Publié le 8 Oct 2012 - 16:14
EMPLOI DES JEUNES

Les syndicalistes demandent de nouvelles politiques

 

L'Agence nationale pour l’emploi des jeunes (ANEJ), le Fonds national pour la promotion des jeunes (FNPJ) et d'autres agences avaient été créés pour résoudre le taux de chômage inquiétant chez les jeunes. Et pourtant le problème de l'emploi continue toujours de faire l'actualité. D'où ‘’Quelle alternative pour promouvoir l'emploi des jeunes’’, thème choisi par la Confédération nationale des travailleurs du Sénégal (CNTS), hier lors de la célébration de la journée mondiale du travail décent.

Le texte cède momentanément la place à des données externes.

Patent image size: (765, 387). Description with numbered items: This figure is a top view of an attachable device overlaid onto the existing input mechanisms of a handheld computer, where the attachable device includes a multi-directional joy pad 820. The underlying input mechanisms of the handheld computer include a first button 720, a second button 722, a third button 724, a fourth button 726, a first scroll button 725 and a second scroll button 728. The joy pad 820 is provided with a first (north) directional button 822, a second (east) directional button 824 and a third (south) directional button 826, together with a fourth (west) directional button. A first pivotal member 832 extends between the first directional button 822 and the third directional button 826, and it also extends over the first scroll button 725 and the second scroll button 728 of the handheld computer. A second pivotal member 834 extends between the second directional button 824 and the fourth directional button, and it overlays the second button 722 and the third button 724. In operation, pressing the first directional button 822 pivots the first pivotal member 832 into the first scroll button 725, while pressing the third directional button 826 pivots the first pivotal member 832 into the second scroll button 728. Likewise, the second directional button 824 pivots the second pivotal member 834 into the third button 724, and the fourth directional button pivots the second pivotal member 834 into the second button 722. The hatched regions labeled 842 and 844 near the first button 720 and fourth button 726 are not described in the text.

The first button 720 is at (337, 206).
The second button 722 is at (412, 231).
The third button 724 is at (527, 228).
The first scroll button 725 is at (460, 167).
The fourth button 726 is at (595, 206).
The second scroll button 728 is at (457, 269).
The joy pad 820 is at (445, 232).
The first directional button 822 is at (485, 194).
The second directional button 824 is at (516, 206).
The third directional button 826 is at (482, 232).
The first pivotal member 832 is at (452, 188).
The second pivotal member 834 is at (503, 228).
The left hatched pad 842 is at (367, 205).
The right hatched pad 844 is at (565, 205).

‘’Les jeunes sont dans une perspective incertaine, car ils font face à un manque d'emplois’’, a dit Mademba Sock, Secrétaire général de l’Union national des syndicats autonomes du Sénégal (UNSAS). Pour lui, le secteur urbain qui devait offrir du travail aux jeunes est défaillant. Et pour remédier à cela, M. Sock préconise des nouvelles politiques de développement de l’emploi. ‘’Il faut que l’État mette en place des mécanismes qui peuvent assurer aux jeunes du travail’’, explique-t-il. ‘’Si le gouvernement crée les conditions, le secteur privé va répondre et ce sera du bénéfice pour ces nombreux jeunes en quête d'emplois’’, ajoute-t-il. Selon lui, le secteur agricole reste le domaine privilégié pour faire travailler les jeunes.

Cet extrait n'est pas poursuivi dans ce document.